The script does the following:
- Publish the most recent revision as the next version of the state machine if
publish_revision
is true. This will become the new live version. - If
publish_revision
is false, the most recent published version of the state machine will deploy. - Create the alias if it doesn’t exist yet. If the alias didn't exist, point 100% of traffic for this alias to the new version, then exit the script.
- Update the routing configuration for the alias to direct a small
percentage of traffic from the previous to the new version. You set this
canary percentage with
canary_percentage
. - Monitor the configurable CloudWatch alarms every 60s by default. If any of
these alarms trigger, rollback the deployment immediately by pointing 100%
of traffic to the known-good previous version. Will keep on monitoring the
alarms every
alarm_polling_interval
in seconds untilcanary_interval_seconds
have passed. - If there were no alarms during the canary interval, shift 100% of traffic to
the new version. You set this interval with
canary_interval_seconds
. - Upon successful deployment, delete any versions older than
history_max
.
Here are some tips to get you started with popular CD platforms:
You can run your customized Bash or Python on Jenkins by using the sh
step in the Jenkinsfile
to run your custom script.
pipeline {
agent any
stages {
stage('Build') {
steps {
echo 'Building..'
}
}
stage('Test') {
steps {
echo 'Testing..'
}
}
stage(‘Gradual Deploy') {
steps {
sh /path/to/gradual-deploy-script.sh
}
}
}
}
You have some options to configure the prequisites:
- If you want to run your script directly from the Jenkins pipeline, you must install and configure your prerequisites on the Jenkins server instance - in this case the AWS CLI for the Bash script or Boto3 for the Python script.
- The Jenkins user must have AWS credentials to access the Step Functions service.
- If you are using the standard Amazon Machine Image (AMI) as a base for your Jenkins installation this already contains the prequisites.
- Alternatively, if you want to use custom Docker images to encapsulate your dependencies and scripts, you can use the Docker Pipeline Plugin and let Jenkins run your scripts inside the container.
Use the Jenkins stage or the Script stage in Spinnaker to run a custom shell or Python script from your pipeline.
With the Script stage, Spinnaker uses Jenkins to sandbox your scripts, so you need to set up a Jenkins instance in order to use it.
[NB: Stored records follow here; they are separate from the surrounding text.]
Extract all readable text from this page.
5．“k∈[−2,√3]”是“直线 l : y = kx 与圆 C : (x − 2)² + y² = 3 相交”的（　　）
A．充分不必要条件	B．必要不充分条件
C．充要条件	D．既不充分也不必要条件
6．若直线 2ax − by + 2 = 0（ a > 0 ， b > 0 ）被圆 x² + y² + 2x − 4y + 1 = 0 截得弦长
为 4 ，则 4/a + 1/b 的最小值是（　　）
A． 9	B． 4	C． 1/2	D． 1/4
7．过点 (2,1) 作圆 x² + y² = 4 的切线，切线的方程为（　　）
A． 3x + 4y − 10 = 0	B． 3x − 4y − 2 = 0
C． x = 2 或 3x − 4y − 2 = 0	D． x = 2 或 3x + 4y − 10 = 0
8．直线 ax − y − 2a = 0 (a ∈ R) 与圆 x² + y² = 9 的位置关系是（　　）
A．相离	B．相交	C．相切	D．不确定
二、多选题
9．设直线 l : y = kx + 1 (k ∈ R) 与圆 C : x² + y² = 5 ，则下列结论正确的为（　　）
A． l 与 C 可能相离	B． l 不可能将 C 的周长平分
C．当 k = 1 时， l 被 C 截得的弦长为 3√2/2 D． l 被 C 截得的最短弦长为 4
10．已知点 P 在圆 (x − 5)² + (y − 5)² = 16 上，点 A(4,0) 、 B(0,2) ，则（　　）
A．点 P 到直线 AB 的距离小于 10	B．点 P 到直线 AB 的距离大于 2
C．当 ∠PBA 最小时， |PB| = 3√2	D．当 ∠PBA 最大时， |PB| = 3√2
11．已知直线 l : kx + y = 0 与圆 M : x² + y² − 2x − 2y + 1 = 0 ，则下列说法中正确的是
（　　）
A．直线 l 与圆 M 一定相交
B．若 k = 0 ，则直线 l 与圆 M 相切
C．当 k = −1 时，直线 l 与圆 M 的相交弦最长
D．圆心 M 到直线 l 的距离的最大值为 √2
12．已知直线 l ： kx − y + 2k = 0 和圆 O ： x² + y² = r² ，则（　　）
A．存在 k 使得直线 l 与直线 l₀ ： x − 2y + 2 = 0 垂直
In your Spinnaker deck, select:
- Add Stage.
- Select the
Script
type of stage. - Under
Command
enter your script invocation. - Set
Depends On
if there’s a preceding stage that should run before your custom script.
Alternatively, you can encapsulate your logic and its dependencies in a container and execute it with a Run Job stage.
apiVersion: batch/v1
kind: Job
metadata:
name: gradual-deploy
spec:
backoffLimit: 0
template:
spec:
containers:
- command:
- python
- path/to/my/script.py
image: 'myrepo/mycontainer:1.2.3'
name: my-custom-script
restartPolicy: Never
Remember that creating and running resources in AWS costs money. Take care to delete resources when you're done to avoid billing surprises.
All the scripts in this repo are examples that are not meant for production systems. The scripts here do not clean up or release resources when finished. Take care & run at your own risk.